Each year after soybean harvest, producers may consider applying nitrogen in the Fall. There are two main advantages to this practice: 1) nitrogen prices may be lower in the fall than the spring, and 2) time and labor may be more available than spring. However, the big disadvantage is the greater potential for nitrogen loss. In some years this nitrogen loss may cause a yield reduction. In an 8-year study, Ohio State University scientists, Stehouwer and Johnson, showed that average corn yields were about 5% higher from spring applied anhydrous compared to fall applied at the 160 pounds of nitrogen per acre. Without a nitrification inhibitor, the difference was almost 10%. Some years this percentage may be less and others more, depending on the weather. Unfortunately, some producers may add more nitrogen to compensate for this potential loss. The Ohio State University strongly discourages this practice since excess nitrogen may leave the field.

Since fall applied nitrogen has to remain in the soil for about six to seven months, the university recommends only anhydrous ammonia plus a nitrification inhibitor as a nitrogen source. As a further deterrent to nitrogen loss, they recommend applications after the soil temperature drops below 50º F and will remain below 50. Generally this occurs after October 20. Warmer conditions will shorten the effectiveness of the nitrification inhibitor.

In summary, fall applied nitrogen is an option for Ohio corn producers. However, this approach has a great potential for nitrogen loss. To minimize these losses consider the following management practices:

1) Only use anhydrous ammonia. Besides being the most economical source of nitrogen, it is the slowest of all nitrogen fertilizers to convert to nitrate-nitrogen.
2) Use a nitrification inhibitor. These products delay the conversion of ammonium to nitrate-nitrogen. The duration of this delay is weather dependent. Warm weather will shorten the effectiveness of the inhibitor.
3) Apply fall nitrogen when soil temperatures stay below 50º F. Cooler temperatures reduce the activity of the bacteria that converts ammonium to nitrate-nitrogen.
4) Apply fall nitrogen only on well-drained soils. Do not fall apply on sandy ground.

Additional information may be found in the publication: Tri-State Fertilizer Recommendations for Corn, Soybeans, Wheat & Alfalfa at your county extension office, or download from the Internet at http://ohioline.osu.edu/lines/farm.html and select the software option.
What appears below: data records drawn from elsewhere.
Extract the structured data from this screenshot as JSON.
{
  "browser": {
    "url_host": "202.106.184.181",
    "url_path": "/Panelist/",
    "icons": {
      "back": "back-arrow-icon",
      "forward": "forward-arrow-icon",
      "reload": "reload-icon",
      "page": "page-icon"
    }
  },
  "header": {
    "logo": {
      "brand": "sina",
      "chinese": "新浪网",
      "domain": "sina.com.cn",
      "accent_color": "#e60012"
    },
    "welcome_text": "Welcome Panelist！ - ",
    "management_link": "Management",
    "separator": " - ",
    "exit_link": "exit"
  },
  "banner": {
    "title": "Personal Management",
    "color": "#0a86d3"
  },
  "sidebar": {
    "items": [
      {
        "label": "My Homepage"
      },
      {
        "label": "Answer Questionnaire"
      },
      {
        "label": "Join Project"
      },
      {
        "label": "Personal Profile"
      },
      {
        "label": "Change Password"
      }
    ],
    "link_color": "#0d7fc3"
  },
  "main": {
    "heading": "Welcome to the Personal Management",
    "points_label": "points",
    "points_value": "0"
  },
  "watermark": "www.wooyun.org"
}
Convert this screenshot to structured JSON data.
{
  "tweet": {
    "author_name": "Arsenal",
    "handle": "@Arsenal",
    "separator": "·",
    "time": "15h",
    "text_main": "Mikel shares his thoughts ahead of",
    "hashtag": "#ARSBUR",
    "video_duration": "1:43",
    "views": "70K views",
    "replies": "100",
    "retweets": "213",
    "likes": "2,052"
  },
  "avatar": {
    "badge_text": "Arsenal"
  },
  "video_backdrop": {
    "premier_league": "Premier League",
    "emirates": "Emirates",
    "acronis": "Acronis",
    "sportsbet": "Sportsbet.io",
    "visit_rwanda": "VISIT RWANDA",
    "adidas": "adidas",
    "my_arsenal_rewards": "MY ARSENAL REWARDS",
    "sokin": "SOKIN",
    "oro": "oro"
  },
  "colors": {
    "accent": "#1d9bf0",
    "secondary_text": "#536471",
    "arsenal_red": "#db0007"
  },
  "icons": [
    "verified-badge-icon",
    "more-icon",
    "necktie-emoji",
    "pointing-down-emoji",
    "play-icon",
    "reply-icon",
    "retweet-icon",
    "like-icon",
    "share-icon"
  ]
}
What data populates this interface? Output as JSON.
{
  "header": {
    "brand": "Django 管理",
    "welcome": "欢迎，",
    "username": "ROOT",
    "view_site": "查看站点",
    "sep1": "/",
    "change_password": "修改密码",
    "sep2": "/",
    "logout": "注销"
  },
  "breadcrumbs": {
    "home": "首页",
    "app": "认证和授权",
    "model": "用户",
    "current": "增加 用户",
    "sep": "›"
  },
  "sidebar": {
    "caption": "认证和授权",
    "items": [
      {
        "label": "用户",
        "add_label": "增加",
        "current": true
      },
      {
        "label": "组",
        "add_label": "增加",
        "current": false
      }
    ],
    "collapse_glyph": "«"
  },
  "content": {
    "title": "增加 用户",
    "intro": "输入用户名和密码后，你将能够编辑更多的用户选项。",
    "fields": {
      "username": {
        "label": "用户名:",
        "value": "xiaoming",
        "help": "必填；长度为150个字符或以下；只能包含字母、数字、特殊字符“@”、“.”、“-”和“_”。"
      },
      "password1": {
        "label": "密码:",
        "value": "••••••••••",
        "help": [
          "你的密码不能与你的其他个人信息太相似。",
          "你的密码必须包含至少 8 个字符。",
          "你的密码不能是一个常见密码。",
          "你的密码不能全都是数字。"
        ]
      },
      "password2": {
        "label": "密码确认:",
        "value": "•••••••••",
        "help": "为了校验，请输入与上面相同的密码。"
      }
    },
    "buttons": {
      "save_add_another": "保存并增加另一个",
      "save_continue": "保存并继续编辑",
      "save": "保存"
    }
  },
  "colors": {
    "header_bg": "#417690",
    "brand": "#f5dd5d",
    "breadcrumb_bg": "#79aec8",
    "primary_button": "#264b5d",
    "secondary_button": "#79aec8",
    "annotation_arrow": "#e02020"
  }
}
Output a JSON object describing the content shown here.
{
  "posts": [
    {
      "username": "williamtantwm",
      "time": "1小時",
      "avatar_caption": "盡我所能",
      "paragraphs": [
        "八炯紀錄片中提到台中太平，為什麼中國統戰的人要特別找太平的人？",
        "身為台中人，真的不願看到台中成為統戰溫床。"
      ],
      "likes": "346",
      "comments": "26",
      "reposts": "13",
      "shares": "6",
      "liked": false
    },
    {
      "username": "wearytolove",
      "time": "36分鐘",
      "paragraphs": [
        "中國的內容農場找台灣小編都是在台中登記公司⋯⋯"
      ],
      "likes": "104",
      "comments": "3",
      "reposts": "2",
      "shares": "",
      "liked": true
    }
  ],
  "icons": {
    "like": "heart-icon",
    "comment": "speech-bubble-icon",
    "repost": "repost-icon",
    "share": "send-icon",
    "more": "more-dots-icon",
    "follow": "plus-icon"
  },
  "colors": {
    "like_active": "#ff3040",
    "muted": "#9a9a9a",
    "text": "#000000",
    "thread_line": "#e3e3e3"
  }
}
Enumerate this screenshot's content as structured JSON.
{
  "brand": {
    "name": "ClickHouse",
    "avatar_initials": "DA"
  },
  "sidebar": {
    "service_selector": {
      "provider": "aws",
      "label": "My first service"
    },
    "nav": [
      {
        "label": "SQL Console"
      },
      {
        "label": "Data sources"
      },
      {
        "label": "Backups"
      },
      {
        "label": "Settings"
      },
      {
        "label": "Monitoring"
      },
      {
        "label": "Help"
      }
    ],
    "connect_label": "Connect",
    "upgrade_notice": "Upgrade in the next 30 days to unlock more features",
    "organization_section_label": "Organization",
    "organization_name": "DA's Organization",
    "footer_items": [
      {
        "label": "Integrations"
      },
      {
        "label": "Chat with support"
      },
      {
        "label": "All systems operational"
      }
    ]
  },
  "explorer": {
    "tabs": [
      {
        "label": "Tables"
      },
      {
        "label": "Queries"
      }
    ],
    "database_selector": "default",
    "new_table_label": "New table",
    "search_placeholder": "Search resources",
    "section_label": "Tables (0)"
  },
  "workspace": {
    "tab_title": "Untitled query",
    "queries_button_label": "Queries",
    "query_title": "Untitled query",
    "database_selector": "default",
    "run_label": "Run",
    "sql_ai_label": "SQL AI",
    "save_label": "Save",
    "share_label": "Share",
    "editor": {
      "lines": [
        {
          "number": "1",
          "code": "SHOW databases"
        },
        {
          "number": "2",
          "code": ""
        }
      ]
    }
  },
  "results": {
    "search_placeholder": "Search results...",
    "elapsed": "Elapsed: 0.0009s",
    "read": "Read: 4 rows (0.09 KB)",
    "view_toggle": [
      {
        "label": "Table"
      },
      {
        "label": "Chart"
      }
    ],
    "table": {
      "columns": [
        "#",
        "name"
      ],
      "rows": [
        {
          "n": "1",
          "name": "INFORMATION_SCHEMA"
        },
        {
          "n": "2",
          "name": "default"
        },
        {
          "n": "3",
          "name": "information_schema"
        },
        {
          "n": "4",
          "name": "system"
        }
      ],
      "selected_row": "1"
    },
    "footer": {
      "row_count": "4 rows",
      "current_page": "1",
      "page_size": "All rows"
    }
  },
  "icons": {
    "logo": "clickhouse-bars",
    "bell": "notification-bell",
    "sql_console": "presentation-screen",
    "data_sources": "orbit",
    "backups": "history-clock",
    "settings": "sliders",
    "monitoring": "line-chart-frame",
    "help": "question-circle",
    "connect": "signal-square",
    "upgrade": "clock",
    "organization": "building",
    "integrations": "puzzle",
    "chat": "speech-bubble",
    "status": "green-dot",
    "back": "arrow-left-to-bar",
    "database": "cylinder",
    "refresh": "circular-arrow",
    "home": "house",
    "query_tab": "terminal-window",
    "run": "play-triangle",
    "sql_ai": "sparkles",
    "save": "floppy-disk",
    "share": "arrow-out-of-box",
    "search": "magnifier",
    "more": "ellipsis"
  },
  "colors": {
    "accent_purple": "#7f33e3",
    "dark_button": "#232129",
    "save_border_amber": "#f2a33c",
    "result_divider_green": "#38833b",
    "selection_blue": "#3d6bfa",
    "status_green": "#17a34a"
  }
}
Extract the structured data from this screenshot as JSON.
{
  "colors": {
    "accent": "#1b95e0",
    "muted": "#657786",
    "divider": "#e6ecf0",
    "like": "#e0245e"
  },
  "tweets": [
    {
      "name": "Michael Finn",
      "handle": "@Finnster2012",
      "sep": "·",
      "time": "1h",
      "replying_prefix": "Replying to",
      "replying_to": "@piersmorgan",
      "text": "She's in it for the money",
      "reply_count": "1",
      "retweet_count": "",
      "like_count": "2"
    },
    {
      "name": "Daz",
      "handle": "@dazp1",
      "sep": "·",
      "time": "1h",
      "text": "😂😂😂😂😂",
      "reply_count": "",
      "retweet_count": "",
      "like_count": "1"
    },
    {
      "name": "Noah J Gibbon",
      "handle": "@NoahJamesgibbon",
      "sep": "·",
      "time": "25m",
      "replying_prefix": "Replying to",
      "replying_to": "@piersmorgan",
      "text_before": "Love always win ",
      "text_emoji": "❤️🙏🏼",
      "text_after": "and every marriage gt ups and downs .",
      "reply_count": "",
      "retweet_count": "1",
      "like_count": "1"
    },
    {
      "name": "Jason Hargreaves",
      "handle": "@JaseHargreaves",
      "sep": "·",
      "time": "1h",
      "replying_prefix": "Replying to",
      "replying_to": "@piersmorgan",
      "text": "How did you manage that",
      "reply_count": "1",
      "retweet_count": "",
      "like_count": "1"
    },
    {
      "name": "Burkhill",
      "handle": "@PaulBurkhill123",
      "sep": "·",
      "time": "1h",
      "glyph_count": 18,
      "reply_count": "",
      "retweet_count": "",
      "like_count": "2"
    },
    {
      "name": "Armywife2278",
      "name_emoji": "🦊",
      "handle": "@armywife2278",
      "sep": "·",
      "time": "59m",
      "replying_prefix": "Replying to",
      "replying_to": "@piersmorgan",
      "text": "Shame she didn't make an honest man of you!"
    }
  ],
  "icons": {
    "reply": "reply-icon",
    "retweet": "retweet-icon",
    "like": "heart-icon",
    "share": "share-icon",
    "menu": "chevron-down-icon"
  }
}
C) Fall Herbicide Treatments For Dandelion and Winter Annual Weed Management - Mark Loux, Tony Dobbels, and Jeff Stachler CORN Questions

This article is essentially a condensed version of the dandelion and winter annual articles in the September 3 and 23 issues of C.O.R.N. consult these articles in the C.O.R.N. archive for more information. Herbicide treatments applied between now and about mid-November should effectively control winter annual weeds, dandelion, and biennials such as wild carrot and poison hemlock. Control of these weeds in the fall has the following benefits:

• prevents the dense mat of chickweed and other winter annuals that slow soil drying and warming and interfere with planting and tillage in the spring
  
• reduces the weed cover that can harbor insects
  
• dandelion is effectively controlled in the fall, which prevents it from interfering with early crop growth the following spring. Herbicide treatments in spring are somewhat variable in their effectiveness on dandelion
  
• control of purple deadnettle and several other winter annuals prevents them from serving as hosts for soybean cyst nematode
  
• may reduce the rate of development of herbicide resistance in marestail and other weeds that appear to become readily resistant to glyphosate and ALS inhibitors
  
• prevents winter annuals and dandelions from producing seed, reducing problems in the future

Some general suggestions to maximize the effectiveness of fall herbicide treatments follow:

• Optimum time of application for control of emerged winter annuals is between mid-October and mid-November. We have applied as late as the first week of December under very cold conditions, and still achieved effective control. However, we suggest applying herbicides under relatively warm conditions if possible. Apply by early November, or before a hard freeze, when trying to control dandelion and other perennial weeds.
  
• When using residual herbicides (Canopy, Backdraft, Python, etc) with the goal of controlling weeds as long as possible into the following crop, delay application until mid-November to minimize herbicide degradation.
  
• We recommend including 2,4-D with all treatments, to reduce the risk of herbicide resistance and help control dandelions and a few other weeds. A rate of 1 pint/A should be adequate with most treatments.
  
• Treatments with glyphosate should be applied with ammonium sulfate. Include surfactant if recommended by the glyphosate product label. Most other treatments should be applied with crop oil concentrate.
  
• If possible, wait a minimum of a week or so after crop harvest to apply herbicides, which allows time for crop residue to settle and maximizes contact of spray with weeds.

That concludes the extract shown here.